Six seconds is the amount of time it would have taken for him to render me unconscious.
Shortly thereafter, I might have lost my life.
One month before I finally found the strength to leave an abusive ex-partner, he rushed at me with unexpected force during an argument and wrapped his hands around my throat. I kicked desperately at his chest, terrified, heart racing, during what I believed might be my final moments.
My memory of that attack exists in brief flashes: first sitting on the bed, then suddenly finding myself helpless on my back, staring at the silver ceiling light swinging several feet above my face. Feeling his hands around my throat, praying that this would not be my end. I don’t want to die. I don’t want to stop breathing. When he let go, my feet in their little gray socks were still flailing in the air.
Later, I relayed the experience to a physician who specializes in trauma, who listened as I downplayed the assault, “It could have been worse, I didn’t lose airflow, he didn’t press down …” I recalled what my then-partner had said to me afterward: “I would never hurt you. I was only trying to scare you.” The physician shook her head ruefully.
“No, Chloe. You could have been unconscious within six seconds.”
It takes between 5 and 10 seconds to render a victim unconscious by strangulation. Death can occur within minutes.
No one unexpectedly goes for their partner’s throat with good intentions.
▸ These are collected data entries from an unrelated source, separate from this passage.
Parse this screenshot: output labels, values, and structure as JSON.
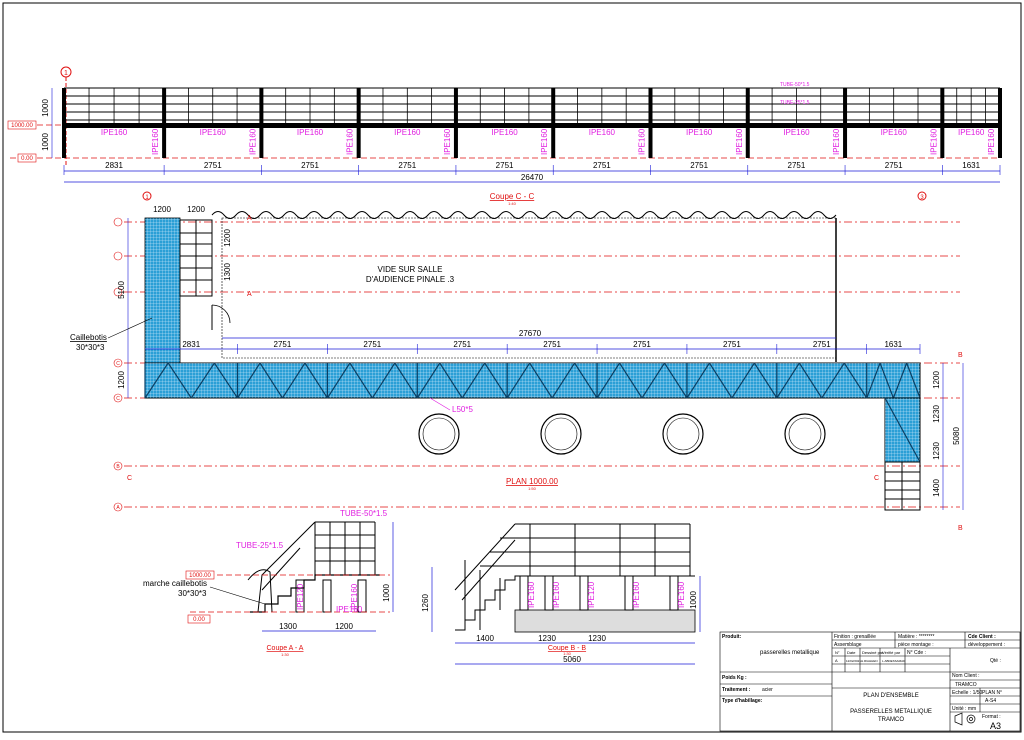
{
  "elevation": {
    "levels": [
      "1000.00",
      "0.00"
    ],
    "heights": [
      "1000",
      "1000"
    ],
    "beam_label": "IPE160",
    "tubes": [
      "TUBE-50*1.5",
      "TUBE-25*1.5"
    ],
    "spans": [
      "2831",
      "2751",
      "2751",
      "2751",
      "2751",
      "2751",
      "2751",
      "2751",
      "2751",
      "1631"
    ],
    "total": "26470",
    "grid_marker": "1"
  },
  "plan": {
    "title": "Coupe C - C",
    "title_scale": "1:40",
    "grid_markers": [
      "1",
      "3"
    ],
    "axis_labels": [
      "C",
      "C",
      "B",
      "B",
      "A"
    ],
    "section_marks": [
      "A",
      "A",
      "B",
      "B",
      "C",
      "C"
    ],
    "void_label_line1": "VIDE SUR SALLE",
    "void_label_line2": "D'AUDIENCE PINALE .3",
    "overall_width": "27670",
    "spans": [
      "2831",
      "2751",
      "2751",
      "2751",
      "2751",
      "2751",
      "2751",
      "2751",
      "1631"
    ],
    "left_dims": [
      "1200",
      "5100",
      "1200"
    ],
    "stair_dims": [
      "1200",
      "1200",
      "1300"
    ],
    "right_dims": [
      "1200",
      "1230",
      "1230",
      "1400",
      "5080"
    ],
    "caillebotis_label": "Caillebotis",
    "caillebotis_size": "30*30*3",
    "angle_label": "L50*5",
    "plan_level": "PLAN 1000.00",
    "plan_level_scale": "1:50"
  },
  "section_a": {
    "title": "Coupe A - A",
    "scale": "1:30",
    "tube_top": "TUBE-50*1.5",
    "tube_rail": "TUBE-25*1.5",
    "step_label": "marche caillebotis",
    "step_size": "30*30*3",
    "level_top": "1000.00",
    "level_bottom": "0.00",
    "beams": [
      "IPE120",
      "IPE160",
      "IPE160"
    ],
    "dims_bottom": [
      "1300",
      "1200"
    ],
    "dim_height": "1000"
  },
  "section_b": {
    "title": "Coupe B - B",
    "scale": "1:30",
    "beams": [
      "IPE160",
      "IPE160",
      "IPE120",
      "IPE160",
      "IPE160"
    ],
    "dims_bottom": [
      "1400",
      "1230",
      "1230"
    ],
    "total": "5060",
    "dim_left": "1260",
    "dim_right": "1000"
  },
  "title_block": {
    "produit_label": "Produit:",
    "produit_value": "passerelles metallique",
    "poids_label": "Poids Kg :",
    "traitement_label": "Traitement :",
    "traitement_value": "acier",
    "habillage_label": "Type d'habillage:",
    "finition_label": "Finition : grenaillée",
    "matiere_label": "Matière : ********",
    "client_code_label": "Cde Client :",
    "assemblage_label": "Assemblage",
    "piece_montage_label": "pièce montage :",
    "developpement_label": "développement :",
    "rev_headers": [
      "N°",
      "Date",
      "Dessiné par",
      "Vérifié par"
    ],
    "rev_row": [
      "A",
      "12/02/2021",
      "H.RIAHHEN",
      "L.ABDESSAMAD"
    ],
    "cde_label": "N° Cde :",
    "qte_label": "Qté :",
    "nom_client_label": "Nom Client :",
    "nom_client_value": "TRAMCO",
    "drawing_title1": "PLAN D'ENSEMBLE",
    "drawing_title2": "PASSERELLES METALLIQUE",
    "drawing_title3": "TRAMCO",
    "echelle_label": "Echelle : 1/50",
    "plan_no_label": "PLAN N°",
    "plan_no_value": "A-S4",
    "unite_label": "Unité : mm",
    "format_label": "Format :",
    "format_value": "A3"
  }
}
The Training Institute on Strangulation Prevention defines strangulation as “the obstruction of blood vessels and/or airflow in the neck resulting in asphyxia.” Importantly, it is caused by the external application of physical force vs. choking, an internal obstruction of the airway.
That definition remained an impersonal fact to me until I experienced it myself.
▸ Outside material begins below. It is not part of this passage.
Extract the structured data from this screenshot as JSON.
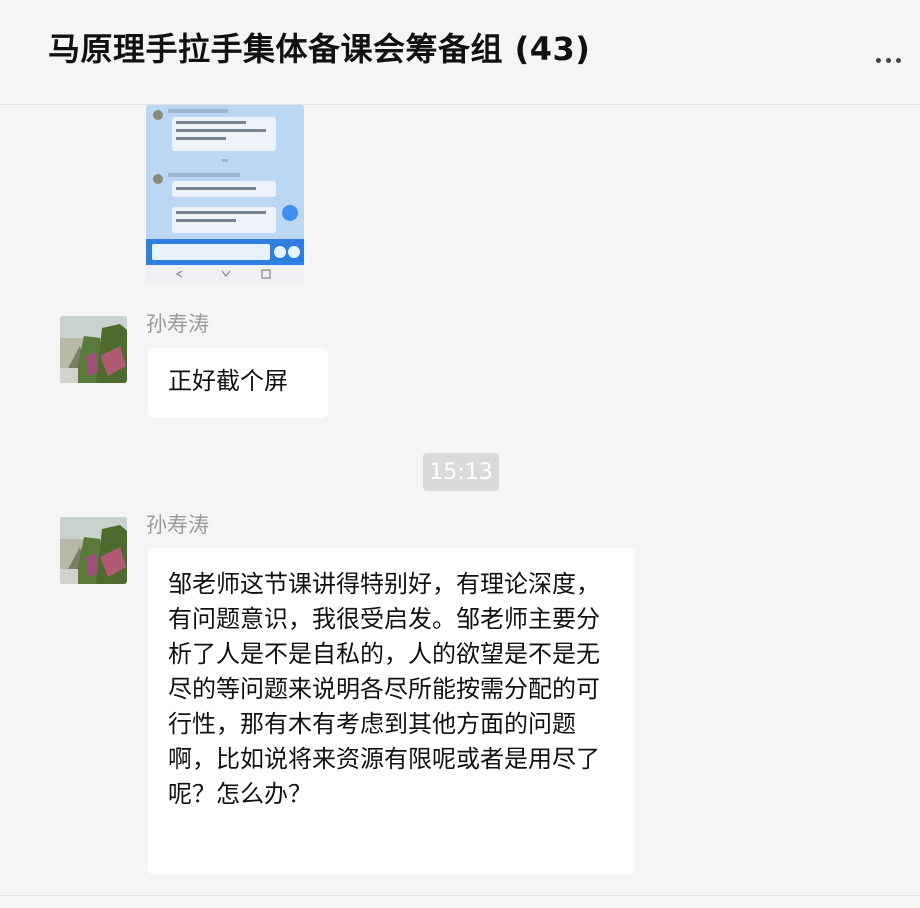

68 percent of a convenience sample of 62 women from a domestic violence advocacy program reported experiencing strangulation in a 2001 study. 93 percent of the time, the abuser resided with the victim. 78 percent of the time, the strangulation attempt occurred in the victim’s home. In the vast majority of cases, either a husband, boyfriend, or fiancé was cited as the abuser.
The adverse health outcomes for victims of non-fatal strangulation in the setting of intimate partner violence (IPV) cannot be overstated. Physical consequences include, but are not limited to: neurological symptoms, loss of consciousness, vision changes, difficulty speaking, trouble swallowing (dysphagia), and respiratory distress. Psychiatric outcomes include depression and PTSD.
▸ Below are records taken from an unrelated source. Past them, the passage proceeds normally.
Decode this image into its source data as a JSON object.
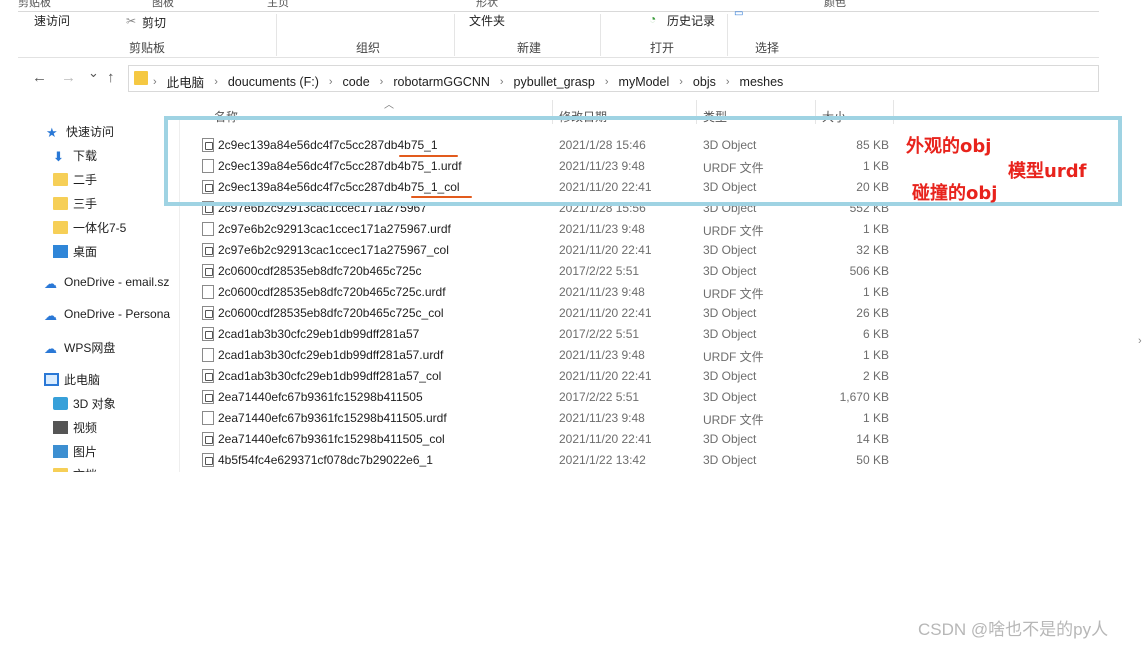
{
  "ribbon": {
    "top_partial": [
      "剪贴板",
      "图板",
      "主页",
      "形状",
      "颜色"
    ],
    "items": {
      "quick_access": "速访问",
      "cut": "剪切",
      "copy_path": "文件夹",
      "history": "历史记录"
    },
    "groups": [
      "剪贴板",
      "组织",
      "新建",
      "打开",
      "选择"
    ]
  },
  "nav": {
    "back": "←",
    "forward": "→",
    "recent": "⌄",
    "up": "↑"
  },
  "breadcrumb": [
    "此电脑",
    "doucuments (F:)",
    "code",
    "robotarmGGCNN",
    "pybullet_grasp",
    "myModel",
    "objs",
    "meshes"
  ],
  "sidebar": {
    "items": [
      {
        "label": "快速访问",
        "icon": "star-icon"
      },
      {
        "label": "下载",
        "icon": "download-icon"
      },
      {
        "label": "二手",
        "icon": "folder-icon"
      },
      {
        "label": "三手",
        "icon": "folder-icon"
      },
      {
        "label": "一体化7-5",
        "icon": "folder-icon"
      },
      {
        "label": "桌面",
        "icon": "desktop-icon"
      },
      {
        "label": "OneDrive - email.sz",
        "icon": "cloud-icon"
      },
      {
        "label": "OneDrive - Persona",
        "icon": "cloud-icon"
      },
      {
        "label": "WPS网盘",
        "icon": "cloud-icon"
      },
      {
        "label": "此电脑",
        "icon": "computer-icon"
      },
      {
        "label": "3D 对象",
        "icon": "cube-icon"
      },
      {
        "label": "视频",
        "icon": "video-icon"
      },
      {
        "label": "图片",
        "icon": "image-icon"
      },
      {
        "label": "文档",
        "icon": "document-icon"
      }
    ]
  },
  "columns": {
    "name": "名称",
    "date": "修改日期",
    "type": "类型",
    "size": "大小"
  },
  "files": [
    {
      "name": "2c9ec139a84e56dc4f7c5cc287db4b75_1",
      "date": "2021/1/28 15:46",
      "type": "3D Object",
      "size": "85 KB",
      "kind": "obj"
    },
    {
      "name": "2c9ec139a84e56dc4f7c5cc287db4b75_1.urdf",
      "date": "2021/11/23 9:48",
      "type": "URDF 文件",
      "size": "1 KB",
      "kind": "urdf"
    },
    {
      "name": "2c9ec139a84e56dc4f7c5cc287db4b75_1_col",
      "date": "2021/11/20 22:41",
      "type": "3D Object",
      "size": "20 KB",
      "kind": "obj"
    },
    {
      "name": "2c97e6b2c92913cac1ccec171a275967",
      "date": "2021/1/28 15:56",
      "type": "3D Object",
      "size": "552 KB",
      "kind": "obj"
    },
    {
      "name": "2c97e6b2c92913cac1ccec171a275967.urdf",
      "date": "2021/11/23 9:48",
      "type": "URDF 文件",
      "size": "1 KB",
      "kind": "urdf"
    },
    {
      "name": "2c97e6b2c92913cac1ccec171a275967_col",
      "date": "2021/11/20 22:41",
      "type": "3D Object",
      "size": "32 KB",
      "kind": "obj"
    },
    {
      "name": "2c0600cdf28535eb8dfc720b465c725c",
      "date": "2017/2/22 5:51",
      "type": "3D Object",
      "size": "506 KB",
      "kind": "obj"
    },
    {
      "name": "2c0600cdf28535eb8dfc720b465c725c.urdf",
      "date": "2021/11/23 9:48",
      "type": "URDF 文件",
      "size": "1 KB",
      "kind": "urdf"
    },
    {
      "name": "2c0600cdf28535eb8dfc720b465c725c_col",
      "date": "2021/11/20 22:41",
      "type": "3D Object",
      "size": "26 KB",
      "kind": "obj"
    },
    {
      "name": "2cad1ab3b30cfc29eb1db99dff281a57",
      "date": "2017/2/22 5:51",
      "type": "3D Object",
      "size": "6 KB",
      "kind": "obj"
    },
    {
      "name": "2cad1ab3b30cfc29eb1db99dff281a57.urdf",
      "date": "2021/11/23 9:48",
      "type": "URDF 文件",
      "size": "1 KB",
      "kind": "urdf"
    },
    {
      "name": "2cad1ab3b30cfc29eb1db99dff281a57_col",
      "date": "2021/11/20 22:41",
      "type": "3D Object",
      "size": "2 KB",
      "kind": "obj"
    },
    {
      "name": "2ea71440efc67b9361fc15298b411505",
      "date": "2017/2/22 5:51",
      "type": "3D Object",
      "size": "1,670 KB",
      "kind": "obj"
    },
    {
      "name": "2ea71440efc67b9361fc15298b411505.urdf",
      "date": "2021/11/23 9:48",
      "type": "URDF 文件",
      "size": "1 KB",
      "kind": "urdf"
    },
    {
      "name": "2ea71440efc67b9361fc15298b411505_col",
      "date": "2021/11/20 22:41",
      "type": "3D Object",
      "size": "14 KB",
      "kind": "obj"
    },
    {
      "name": "4b5f54fc4e629371cf078dc7b29022e6_1",
      "date": "2021/1/22 13:42",
      "type": "3D Object",
      "size": "50 KB",
      "kind": "obj"
    }
  ],
  "annotations": {
    "appearance_obj": "外观的obj",
    "model_urdf": "模型urdf",
    "collision_obj": "碰撞的obj",
    "highlight_color": "#9fd3e3",
    "text_color": "#e8231c",
    "underline_color": "#e25b1d"
  },
  "watermark": "CSDN @啥也不是的py人"
}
A 2008 case-control study assessed non-fatal strangulation as a risk factor for homicide of women. Women who were the victims of attempted or completed homicide were found to be much more likely to have had a history of strangulation compared with matched controls who had experienced IPV at some point in their lives. Frighteningly, the study revealed that the odds for homicide increase by 750 percent for domestic abuse victims who have experienced strangulation compared to those who have not.
In other words, a woman whose partner puts their hands around her neck is at inordinately high risk of losing her life.
These data highlight a grim message: clinicians should absolutely ask about strangulation when screening for IPV, especially in the emergency department, if there is a remote question about a patient having experienced IPV. And for clinicians to consider asking about strangulation either in the high-acuity environment of the emergency department or in the calmer primary care setting, clinicians must first be educated on strangulation.
Medical education has made enormous strides in the last few decades. For our knowledge base, we have significantly more material to cover in 4 to 5 years of medical school in today’s day and age than previous generations of physicians. Certainly, some topics may inadvertently fall by the wayside.
I assert that we cannot afford to let medical education on IPV and strangulation fall by the wayside. Even a sentence or two about the risks of non-fatal strangulation would have been a starting point for me, as both a potential victim and a female student doctor. We owe it to ourselves and to our patients to be thoroughly informed on this subject.
We do not talk about this in medical school. We need to. It could quite literally be the difference between life and death for our patients.
A domestic violence counselor summarized my own experience with the bleak statement: “I call it ‘practice murder.’ He didn’t kill you at that moment. But he showed that he was willing to.”
Chloe N. L. Lee is a medical student.